My parents are still out of town, which means I have another hour or two to get things cleaned before they come home. I can't stand to clean when they're watching me, but I really do want to tidy up the house. I'm a slob, and it's making me uncomfortable, which means they probably feel like we're living in squalor.
I love the word "squalor." Never get to use that one.
I want to get my room clean tonight. Not just tidy, but clean. I want to have the whole thing looking nice by 7pm to give me some time to focus on writing in my newly cleaned, newly rearranged room.
Goals:
That should take me several hours to complete. On the positive side, this gives me an excuse to listen to my music at very loud volumes. Also, my room will be clean, which should make me much more likely to be able to write in here. Writing is easier in clean places.

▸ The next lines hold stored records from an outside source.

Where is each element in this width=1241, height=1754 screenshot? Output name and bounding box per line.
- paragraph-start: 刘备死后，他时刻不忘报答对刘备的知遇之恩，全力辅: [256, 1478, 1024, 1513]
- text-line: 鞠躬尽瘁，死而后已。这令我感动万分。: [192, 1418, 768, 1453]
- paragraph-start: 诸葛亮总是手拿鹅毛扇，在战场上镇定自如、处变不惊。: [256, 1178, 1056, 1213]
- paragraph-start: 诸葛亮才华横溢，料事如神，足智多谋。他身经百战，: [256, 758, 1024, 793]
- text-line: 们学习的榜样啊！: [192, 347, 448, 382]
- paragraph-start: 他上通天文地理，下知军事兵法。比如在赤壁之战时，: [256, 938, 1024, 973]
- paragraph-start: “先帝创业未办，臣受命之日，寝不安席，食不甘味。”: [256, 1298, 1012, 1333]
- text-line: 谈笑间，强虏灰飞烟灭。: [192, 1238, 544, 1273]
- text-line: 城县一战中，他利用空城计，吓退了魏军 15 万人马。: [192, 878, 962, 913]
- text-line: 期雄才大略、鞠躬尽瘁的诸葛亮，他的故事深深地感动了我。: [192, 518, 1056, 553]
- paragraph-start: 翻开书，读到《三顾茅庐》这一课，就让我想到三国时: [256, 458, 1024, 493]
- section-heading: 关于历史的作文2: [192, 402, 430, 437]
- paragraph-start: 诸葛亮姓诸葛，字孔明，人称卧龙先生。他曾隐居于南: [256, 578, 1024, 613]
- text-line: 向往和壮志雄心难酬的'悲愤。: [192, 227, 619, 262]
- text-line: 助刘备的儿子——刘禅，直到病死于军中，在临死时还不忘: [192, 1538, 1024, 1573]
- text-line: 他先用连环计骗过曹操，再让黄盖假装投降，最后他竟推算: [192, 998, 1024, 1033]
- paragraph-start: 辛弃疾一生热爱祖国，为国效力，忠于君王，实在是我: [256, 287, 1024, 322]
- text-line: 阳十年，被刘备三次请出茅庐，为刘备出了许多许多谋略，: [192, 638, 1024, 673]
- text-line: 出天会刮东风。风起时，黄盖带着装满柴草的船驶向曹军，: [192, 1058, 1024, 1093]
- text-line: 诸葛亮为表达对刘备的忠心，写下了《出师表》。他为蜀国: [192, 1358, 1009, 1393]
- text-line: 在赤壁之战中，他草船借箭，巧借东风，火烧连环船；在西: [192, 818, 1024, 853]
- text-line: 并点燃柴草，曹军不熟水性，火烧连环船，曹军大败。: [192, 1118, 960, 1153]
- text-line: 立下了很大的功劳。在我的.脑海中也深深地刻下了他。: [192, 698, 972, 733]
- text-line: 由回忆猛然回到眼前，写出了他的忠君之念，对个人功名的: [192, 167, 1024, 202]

The Empty People is moving along at a decent speed. I'm not keeping up with NaNo quota right now, but the plot itself isn't lagging. I think making the outline was really useful -- it let me see the big picture before diving in. I still need to fiddle with that. It's not done yet.
My friend Emily is approaching 20k right now. Words do not explain my jealousy. After I get this room cleaned, I'm going to curl up with my laptop and try to get some serious words written. This will, of course, require me to blast italktosnakes's NaNoWriMo Song at ear-splitting volumes. For motivation. I'm sure you understand.

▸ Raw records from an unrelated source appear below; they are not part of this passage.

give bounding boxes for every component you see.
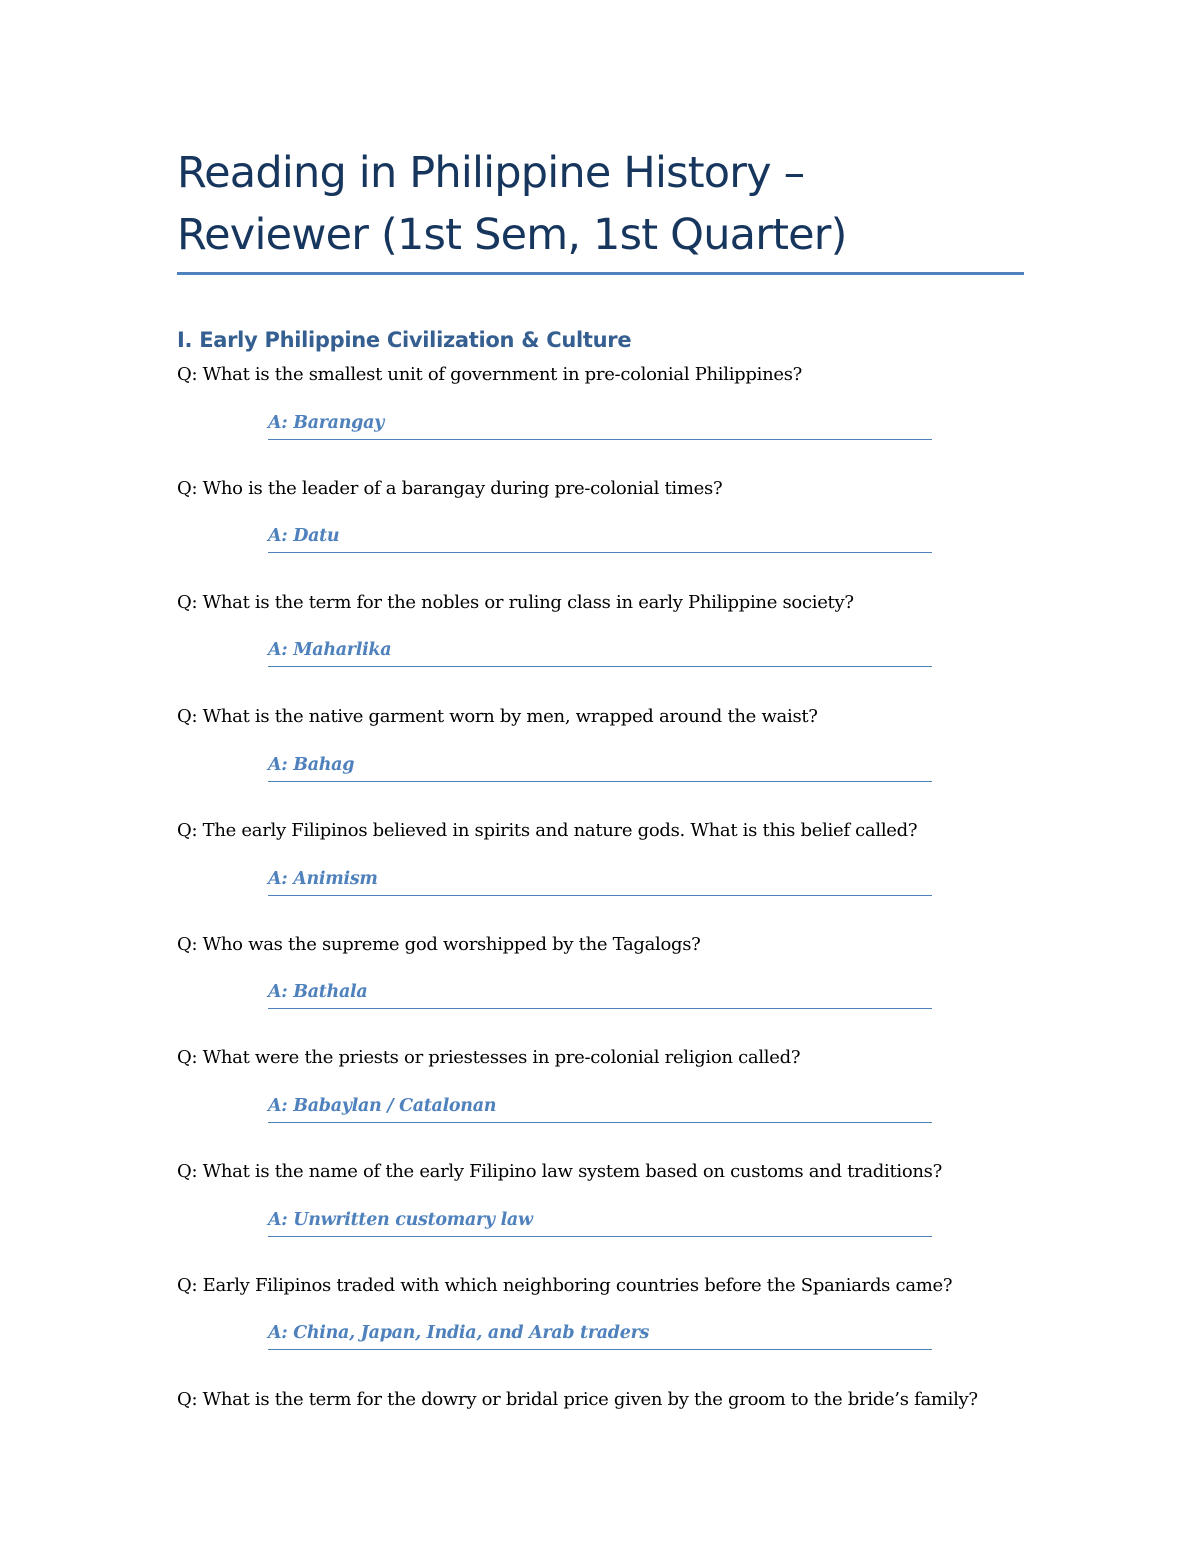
answer-7: A: Babaylan / Catalonan xyxy=(268,1092,932,1123)
answer-3: A: Maharlika xyxy=(268,636,932,667)
answer-9: A: China, Japan, India, and Arab traders xyxy=(268,1319,932,1350)
answer-1: A: Barangay xyxy=(268,409,932,440)
question-1: Q: What is the smallest unit of government in pre-colonial Philippines? xyxy=(177,364,803,385)
answer-5: A: Animism xyxy=(268,865,932,896)
answer-2: A: Datu xyxy=(268,522,932,553)
question-5: Q: The early Filipinos believed in spirits and nature gods. What is this belief called? xyxy=(177,820,918,841)
title-line-2: Reviewer (1st Sem, 1st Quarter) xyxy=(177,210,847,260)
answer-6: A: Bathala xyxy=(268,978,932,1009)
question-4: Q: What is the native garment worn by men, wrapped around the waist? xyxy=(177,706,818,727)
question-3: Q: What is the term for the nobles or ruling class in early Philippine society? xyxy=(177,592,854,613)
question-7: Q: What were the priests or priestesses in pre-colonial religion called? xyxy=(177,1047,801,1068)
section-heading: I. Early Philippine Civilization & Culture xyxy=(177,328,632,352)
question-8: Q: What is the name of the early Filipino law system based on customs and traditions? xyxy=(177,1161,942,1182)
question-6: Q: Who was the supreme god worshipped by the Tagalogs? xyxy=(177,934,701,955)
question-2: Q: Who is the leader of a barangay during pre-colonial times? xyxy=(177,478,723,499)
title-line-1: Reading in Philippine History – xyxy=(177,148,805,198)
question-10: Q: What is the term for the dowry or bridal price given by the groom to the bride’s family? xyxy=(177,1389,978,1410)
question-9: Q: Early Filipinos traded with which neighboring countries before the Spaniards came? xyxy=(177,1275,953,1296)
answer-4: A: Bahag xyxy=(268,751,932,782)
answer-8: A: Unwritten customary law xyxy=(268,1206,932,1237)
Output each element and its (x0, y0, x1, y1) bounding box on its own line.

The house is out of kettle corn. Which begs the question: since when do I eat kettle corn?
Answer: last week, apparently. Because that box was full, and now it's empty.

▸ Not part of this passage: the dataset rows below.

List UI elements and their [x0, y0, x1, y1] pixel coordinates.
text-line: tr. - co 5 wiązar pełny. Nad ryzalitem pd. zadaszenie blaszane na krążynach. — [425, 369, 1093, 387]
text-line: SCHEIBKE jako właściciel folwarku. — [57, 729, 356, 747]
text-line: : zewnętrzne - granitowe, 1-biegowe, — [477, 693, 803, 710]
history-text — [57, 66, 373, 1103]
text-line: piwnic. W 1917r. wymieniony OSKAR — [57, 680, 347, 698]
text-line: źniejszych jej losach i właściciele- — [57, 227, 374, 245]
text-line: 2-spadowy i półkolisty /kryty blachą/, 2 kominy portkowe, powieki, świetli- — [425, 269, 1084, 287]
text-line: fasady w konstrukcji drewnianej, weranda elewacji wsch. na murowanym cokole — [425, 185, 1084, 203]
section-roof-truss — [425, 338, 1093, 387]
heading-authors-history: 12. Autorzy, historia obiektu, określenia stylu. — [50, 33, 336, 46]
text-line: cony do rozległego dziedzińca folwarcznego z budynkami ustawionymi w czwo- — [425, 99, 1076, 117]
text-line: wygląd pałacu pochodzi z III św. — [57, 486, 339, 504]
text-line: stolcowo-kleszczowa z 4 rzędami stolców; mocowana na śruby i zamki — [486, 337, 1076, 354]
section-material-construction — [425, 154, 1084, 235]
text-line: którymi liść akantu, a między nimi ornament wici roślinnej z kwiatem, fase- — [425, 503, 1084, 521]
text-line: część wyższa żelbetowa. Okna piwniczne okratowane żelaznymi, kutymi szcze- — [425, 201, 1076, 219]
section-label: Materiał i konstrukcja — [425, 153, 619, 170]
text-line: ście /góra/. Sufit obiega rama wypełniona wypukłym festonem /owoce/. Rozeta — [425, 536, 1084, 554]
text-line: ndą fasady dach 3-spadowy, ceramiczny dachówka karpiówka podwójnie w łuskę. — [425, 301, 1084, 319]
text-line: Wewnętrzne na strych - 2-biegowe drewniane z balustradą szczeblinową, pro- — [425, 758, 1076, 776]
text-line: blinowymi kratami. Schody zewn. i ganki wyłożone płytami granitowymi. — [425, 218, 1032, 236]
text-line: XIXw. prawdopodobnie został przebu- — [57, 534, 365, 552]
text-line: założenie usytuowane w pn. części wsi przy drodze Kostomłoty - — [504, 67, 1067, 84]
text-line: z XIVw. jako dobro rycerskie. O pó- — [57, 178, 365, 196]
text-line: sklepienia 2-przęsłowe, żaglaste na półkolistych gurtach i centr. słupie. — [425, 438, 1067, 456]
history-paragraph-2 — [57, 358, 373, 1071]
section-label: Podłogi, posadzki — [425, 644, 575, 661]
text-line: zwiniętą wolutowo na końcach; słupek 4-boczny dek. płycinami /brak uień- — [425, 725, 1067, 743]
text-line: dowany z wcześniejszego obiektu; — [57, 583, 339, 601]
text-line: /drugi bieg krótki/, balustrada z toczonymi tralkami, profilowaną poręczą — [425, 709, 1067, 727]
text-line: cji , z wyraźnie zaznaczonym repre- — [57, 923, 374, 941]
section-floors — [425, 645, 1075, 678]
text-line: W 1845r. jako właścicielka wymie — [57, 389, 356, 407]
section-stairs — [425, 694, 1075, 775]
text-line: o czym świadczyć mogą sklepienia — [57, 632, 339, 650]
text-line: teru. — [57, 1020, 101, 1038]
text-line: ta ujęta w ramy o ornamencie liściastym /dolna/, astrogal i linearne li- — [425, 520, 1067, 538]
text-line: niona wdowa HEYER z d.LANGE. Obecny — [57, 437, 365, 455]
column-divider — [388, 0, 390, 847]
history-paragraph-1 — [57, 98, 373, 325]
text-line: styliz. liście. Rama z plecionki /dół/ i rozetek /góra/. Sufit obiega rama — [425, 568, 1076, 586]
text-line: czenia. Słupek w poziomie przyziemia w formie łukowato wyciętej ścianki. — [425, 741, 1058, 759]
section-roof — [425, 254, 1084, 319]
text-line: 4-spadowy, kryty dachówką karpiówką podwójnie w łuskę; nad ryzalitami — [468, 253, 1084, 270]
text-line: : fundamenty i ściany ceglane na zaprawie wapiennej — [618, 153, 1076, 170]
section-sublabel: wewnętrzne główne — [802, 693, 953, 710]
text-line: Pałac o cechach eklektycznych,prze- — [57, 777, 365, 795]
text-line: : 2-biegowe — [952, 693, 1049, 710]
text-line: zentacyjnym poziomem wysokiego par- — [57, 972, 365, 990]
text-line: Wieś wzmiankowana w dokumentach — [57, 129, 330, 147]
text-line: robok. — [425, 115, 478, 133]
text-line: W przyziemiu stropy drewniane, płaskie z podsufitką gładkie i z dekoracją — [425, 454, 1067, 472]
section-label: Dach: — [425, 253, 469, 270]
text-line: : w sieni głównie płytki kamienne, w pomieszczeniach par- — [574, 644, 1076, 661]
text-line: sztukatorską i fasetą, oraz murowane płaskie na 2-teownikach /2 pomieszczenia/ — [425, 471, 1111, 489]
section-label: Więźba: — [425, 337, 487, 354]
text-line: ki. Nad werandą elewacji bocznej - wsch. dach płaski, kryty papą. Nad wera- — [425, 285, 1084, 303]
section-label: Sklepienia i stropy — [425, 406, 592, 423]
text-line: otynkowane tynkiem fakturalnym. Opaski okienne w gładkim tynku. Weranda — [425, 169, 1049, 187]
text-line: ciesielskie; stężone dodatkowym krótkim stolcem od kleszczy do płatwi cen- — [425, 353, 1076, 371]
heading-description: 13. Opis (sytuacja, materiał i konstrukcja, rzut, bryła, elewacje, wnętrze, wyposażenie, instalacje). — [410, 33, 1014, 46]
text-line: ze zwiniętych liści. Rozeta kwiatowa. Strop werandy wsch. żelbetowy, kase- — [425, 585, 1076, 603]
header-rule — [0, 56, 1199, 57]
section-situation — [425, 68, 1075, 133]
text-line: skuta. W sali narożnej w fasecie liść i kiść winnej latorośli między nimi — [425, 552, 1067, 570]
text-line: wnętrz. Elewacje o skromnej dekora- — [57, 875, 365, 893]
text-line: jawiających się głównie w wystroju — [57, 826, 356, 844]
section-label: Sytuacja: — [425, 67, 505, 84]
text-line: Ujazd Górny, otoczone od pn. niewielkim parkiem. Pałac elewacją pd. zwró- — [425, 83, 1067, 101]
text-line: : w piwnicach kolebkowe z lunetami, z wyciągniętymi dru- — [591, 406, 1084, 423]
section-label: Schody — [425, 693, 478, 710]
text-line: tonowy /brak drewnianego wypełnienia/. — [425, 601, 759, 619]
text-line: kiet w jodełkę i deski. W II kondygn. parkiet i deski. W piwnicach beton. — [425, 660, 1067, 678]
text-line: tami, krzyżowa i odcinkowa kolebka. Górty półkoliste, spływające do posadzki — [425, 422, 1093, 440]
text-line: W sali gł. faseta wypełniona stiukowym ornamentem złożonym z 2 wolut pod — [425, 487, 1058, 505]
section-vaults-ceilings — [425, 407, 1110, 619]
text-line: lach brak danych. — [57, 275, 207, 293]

Had to resist the urge to start knitting today. My partially-completed Lizard Ridge blanket was making sad faces at me. Right now, I'm trying to minimize distractions in my life. I'm only able to be emotionally invested in one or two things at a time. Right now, I have my novel and my dogs. That's probably already more than I can handle. Adding in my knitting would break it. Hell, just cleaning the house is threatening to break it, but it needs to get done.
Enough babbling. Cleaning my room, then writing 2.5k+ words on TEP before bed.